Trees increasingly denuded, the mulch on the path starting to settle, I find myself stumbling into the final third of November. Since my impromptu excursion to Manchester at the end of October, Hamburg’s schools have gone back, but of course, academic business could not fully be resumed without commemorating 500 years of Reformation in unique style.

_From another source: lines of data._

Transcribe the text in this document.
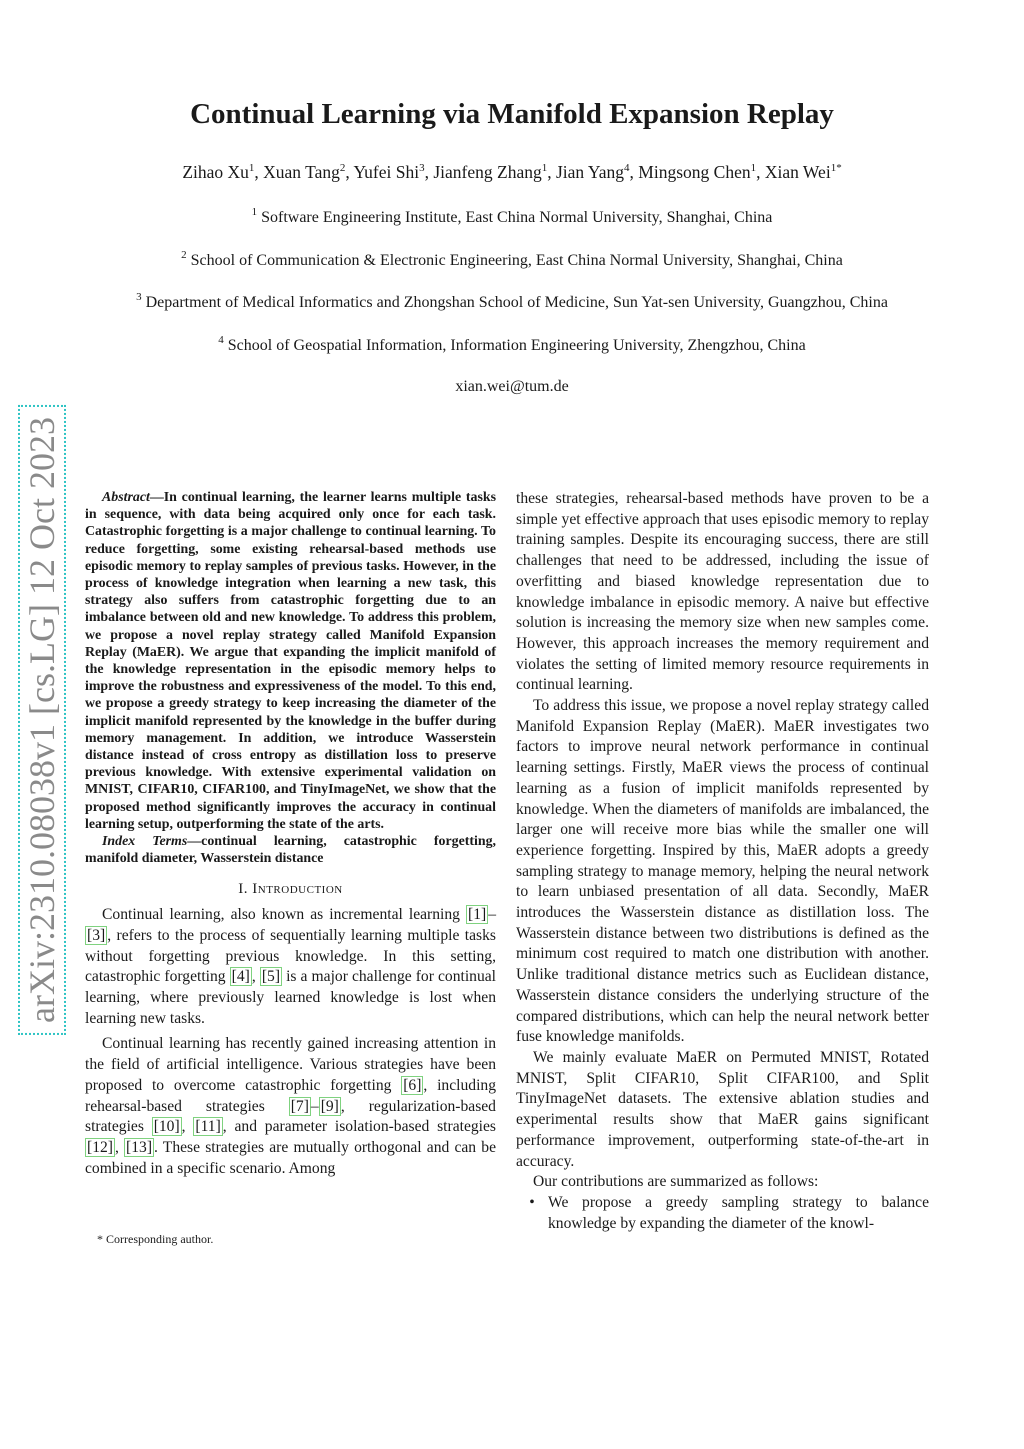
Continual Learning via Manifold Expansion Replay
Zihao Xu$^1$, Xuan Tang$^2$, Yufei Shi$^3$, Jianfeng Zhang$^1$, Jian Yang$^4$, Mingsong Chen$^1$, Xian Wei$^{1*}$
$^1$ Software Engineering Institute, East China Normal University, Shanghai, China
$^2$ School of Communication & Electronic Engineering, East China Normal University, Shanghai, China
$^3$ Department of Medical Informatics and Zhongshan School of Medicine, Sun Yat-sen University, Guangzhou, China
$^4$ School of Geospatial Information, Information Engineering University, Zhengzhou, China
xian.wei@tum.de
arXiv:2310.08038v1 [cs.LG] 12 Oct 2023	Abstract—In continual learning, the learner learns multiple tasks in sequence, with data being acquired only once for each task. Catastrophic forgetting is a major challenge to continual learning. To reduce forgetting, some existing rehearsal-based methods use episodic memory to replay samples of previous tasks. However, in the process of knowledge integration when learning a new task, this strategy also suffers from catastrophic forgetting due to an imbalance between old and new knowledge. To address this problem, we propose a novel replay strategy called Manifold Expansion Replay (MaER). We argue that expanding the implicit manifold of the knowledge representation in the episodic memory helps to improve the robustness and expressiveness of the model. To this end, we propose a greedy strategy to keep increasing the diameter of the implicit manifold represented by the knowledge in the buffer during memory management. In addition, we introduce Wasserstein distance instead of cross entropy as distillation loss to preserve previous knowledge. With extensive experimental validation on MNIST, CIFAR10, CIFAR100, and TinyImageNet, we show that the proposed method significantly improves the accuracy in continual learning setup, outperforming the state of the arts.

Index Terms—continual learning, catastrophic forgetting, manifold diameter, Wasserstein distance

I. Introduction

Continual learning, also known as incremental learning [1] –[3] , refers to the process of sequentially learning multiple tasks without forgetting previous knowledge. In this setting, catastrophic forgetting [4] , [5] is a major challenge for continual learning, where previously learned knowledge is lost when learning new tasks.

Continual learning has recently gained increasing attention in the field of artificial intelligence. Various strategies have been proposed to overcome catastrophic forgetting [6] , including rehearsal-based strategies [7] – [9] , regularization-based strategies [10] , [11] , and parameter isolation-based strategies [12] , [13] . These strategies are mutually orthogonal and can be combined in a specific scenario. Among

* Corresponding author.

these strategies, rehearsal-based methods have proven to be a simple yet effective approach that uses episodic memory to replay training samples. Despite its encouraging success, there are still challenges that need to be addressed, including the issue of overfitting and biased knowledge representation due to knowledge imbalance in episodic memory. A naive but effective solution is increasing the memory size when new samples come. However, this approach increases the memory requirement and violates the setting of limited memory resource requirements in continual learning.

To address this issue, we propose a novel replay strategy called Manifold Expansion Replay (MaER). MaER investigates two factors to improve neural network performance in continual learning settings. Firstly, MaER views the process of continual learning as a fusion of implicit manifolds represented by knowledge. When the diameters of manifolds are imbalanced, the larger one will receive more bias while the smaller one will experience forgetting. Inspired by this, MaER adopts a greedy sampling strategy to manage memory, helping the neural network to learn unbiased presentation of all data. Secondly, MaER introduces the Wasserstein distance as distillation loss. The Wasserstein distance between two distributions is defined as the minimum cost required to match one distribution with another. Unlike traditional distance metrics such as Euclidean distance, Wasserstein distance considers the underlying structure of the compared distributions, which can help the neural network better fuse knowledge manifolds.

We mainly evaluate MaER on Permuted MNIST, Rotated MNIST, Split CIFAR10, Split CIFAR100, and Split TinyImageNet datasets. The extensive ablation studies and experimental results show that MaER gains significant performance improvement, outperforming state-of-the-art in accuracy.

Our contributions are summarized as follows:

• We propose a greedy sampling strategy to balance knowledge by expanding the diameter of the knowl-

Martin Luther Day began with an assembly of all the pupils in the hall, where the appearance of a special guest was announced. After a rather dry introductory film, one of the teachers walked out on stage dressed as the man himself in earnest monk’s robes. He paused dramatically and unfurled an authentically yellowed scroll. This document carried the pope’s lengthy response to the 95 Theses, which announces Luther’s excommunication. It was read out in full. Faux-Luther then took the parchment and held its corner to an atmospherically flickering candle stage left. Lifting the letter, now alight, he placed the pontificate’s denunciation in a glass (presumably to some degree heatproof) bowl, where it was left to burn as he vacated the stage to rapturous applause.

So, an odd, but interesting beginning to my second term at Immanuel Kant Gymnasium. I hasten to add that the day was not uncritically swallowed wholesale by the whole school. Many questioned the suspension of the normal timetable for a not uncontroversial religious leader who many saw as irrelevant due to their atheism/agnosticism/membership of other religions.

Regarding my school life, it seems again that I’m not entirely avoiding Britain on this ‘Year Abroad’ – next week I’m off to London as part of my participation in the UK-German Connection programme. Although I’m not sure of all the details yet, what it will basically involve is a parallel project that I create with a German language assistant working in a UK school. Currently I would like the project to address questions of regional, national and European identity as explored through literature. I am aware that this is probably definitely too ambitious, but I’m of the school who think it’s better to overreach and fail to fulfil all your objectives rather than be overly modest and achieve mediocrity.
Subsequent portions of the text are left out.